Legt man die meisten Modellberechnungen zugrunde, müssten wir viele Milliarden Tonnen CO2 im Jahr aus der Atmosphäre ziehen, um die katastrophalen Auswirkungen der globalen Erwärmung abzuwenden. Um das mit Hilfe von BECCs zu realisieren, bräuchten wir Monokulturen in nie dagewesener Größenordnung. Es gibt Berechnungen, die davon ausgehen, dass eine Fläche anderthalb Mal so groß wie Indien nötig wäre, um erfolgreich zu sein. Abgesehen davon, dass das notwendige Land nicht ohne Konflikte zur Verfügung stünde, wäre der Effekt auf Artenvielfalt und Nahrungsmittelsicherheit gewaltig.

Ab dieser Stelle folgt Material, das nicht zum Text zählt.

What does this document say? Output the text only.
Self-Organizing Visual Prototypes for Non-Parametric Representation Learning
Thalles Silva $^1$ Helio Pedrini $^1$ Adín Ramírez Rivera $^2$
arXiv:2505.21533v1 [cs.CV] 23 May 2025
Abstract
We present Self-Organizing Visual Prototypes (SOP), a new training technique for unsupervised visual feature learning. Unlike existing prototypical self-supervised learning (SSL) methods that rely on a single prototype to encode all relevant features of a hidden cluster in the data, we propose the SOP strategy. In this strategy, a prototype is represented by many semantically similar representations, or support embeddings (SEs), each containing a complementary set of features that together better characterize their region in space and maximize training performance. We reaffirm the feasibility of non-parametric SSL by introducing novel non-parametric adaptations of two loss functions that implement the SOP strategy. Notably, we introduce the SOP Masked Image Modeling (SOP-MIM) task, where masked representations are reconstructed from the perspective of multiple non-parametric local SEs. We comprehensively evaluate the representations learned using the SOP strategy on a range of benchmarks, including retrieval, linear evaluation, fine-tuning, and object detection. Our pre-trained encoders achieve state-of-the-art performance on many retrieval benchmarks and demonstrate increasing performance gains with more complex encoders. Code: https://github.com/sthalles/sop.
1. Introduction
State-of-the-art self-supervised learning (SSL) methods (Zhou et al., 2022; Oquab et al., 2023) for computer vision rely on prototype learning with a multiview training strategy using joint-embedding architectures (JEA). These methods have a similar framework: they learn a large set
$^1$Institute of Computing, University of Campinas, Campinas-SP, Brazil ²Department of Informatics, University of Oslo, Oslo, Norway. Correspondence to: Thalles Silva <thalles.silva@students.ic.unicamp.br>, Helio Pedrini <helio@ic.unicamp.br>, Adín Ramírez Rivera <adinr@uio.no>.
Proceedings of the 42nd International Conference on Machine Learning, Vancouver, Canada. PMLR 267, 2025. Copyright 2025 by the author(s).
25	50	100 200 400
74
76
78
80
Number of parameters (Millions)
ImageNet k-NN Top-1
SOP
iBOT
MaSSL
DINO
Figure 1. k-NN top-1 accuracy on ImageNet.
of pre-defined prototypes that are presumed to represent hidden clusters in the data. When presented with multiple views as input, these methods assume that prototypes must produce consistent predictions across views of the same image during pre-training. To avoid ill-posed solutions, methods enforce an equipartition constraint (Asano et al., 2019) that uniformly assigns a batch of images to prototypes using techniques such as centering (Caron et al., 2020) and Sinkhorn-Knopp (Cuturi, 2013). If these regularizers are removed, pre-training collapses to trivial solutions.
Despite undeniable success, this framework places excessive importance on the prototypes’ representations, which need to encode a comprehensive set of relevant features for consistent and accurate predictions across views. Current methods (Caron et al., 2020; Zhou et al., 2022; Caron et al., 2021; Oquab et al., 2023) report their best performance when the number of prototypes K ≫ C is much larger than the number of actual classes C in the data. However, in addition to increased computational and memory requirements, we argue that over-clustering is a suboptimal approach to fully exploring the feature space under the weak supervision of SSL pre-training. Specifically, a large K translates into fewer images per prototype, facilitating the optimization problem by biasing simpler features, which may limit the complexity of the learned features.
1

"In solchen Größenordnungen - wenn man die Kohlenstoffkonzentration signifikant senken will - müsste man eine Industrie von Grund auf aufbauen und alles, was damit zusammenhängt, einbeziehen - vom Energiebedarf, der entsteht, bis hin zum Einfluss auf Nahrungsmittelproduktion und Artenvielfalt", sagt Schäfer.
Abenteuer in der Stratosphäre
Das Einsprühen von reflektierenden Partikeln in die Atmosphäre ist nicht Teil der Emissionsstrategien des IPCC. Trotzdem beschreibt die UN-Abteilung es als eine Möglichkeit, "bis zu einem gewissen Grad den globalen Temperaturanstieg und einige seiner Folgen abzumildern."
Andere SRM-Ideen - Spiegel im Weltraum zu errichten, die dann das Sonnenlicht zurückwerfen zum Beispiel - werden ebenfalls untersucht, gelten aber als zu teuer, zu kompliziert in der Umsetzung. Partikel sprühen dagegegen gilt gemeinhin als preiswert und umsetzbar. Es ist aber wohl gleichzeitig eine der umstrittensten technischen Lösungen und bedeutet mehr als nur den direkten Eingriff ins System der Erde mit unkalkulierbaren Konsequenzen. Vor allem setzt es nicht am eigentlichen Problem an, den Auslösern des Klimawandels.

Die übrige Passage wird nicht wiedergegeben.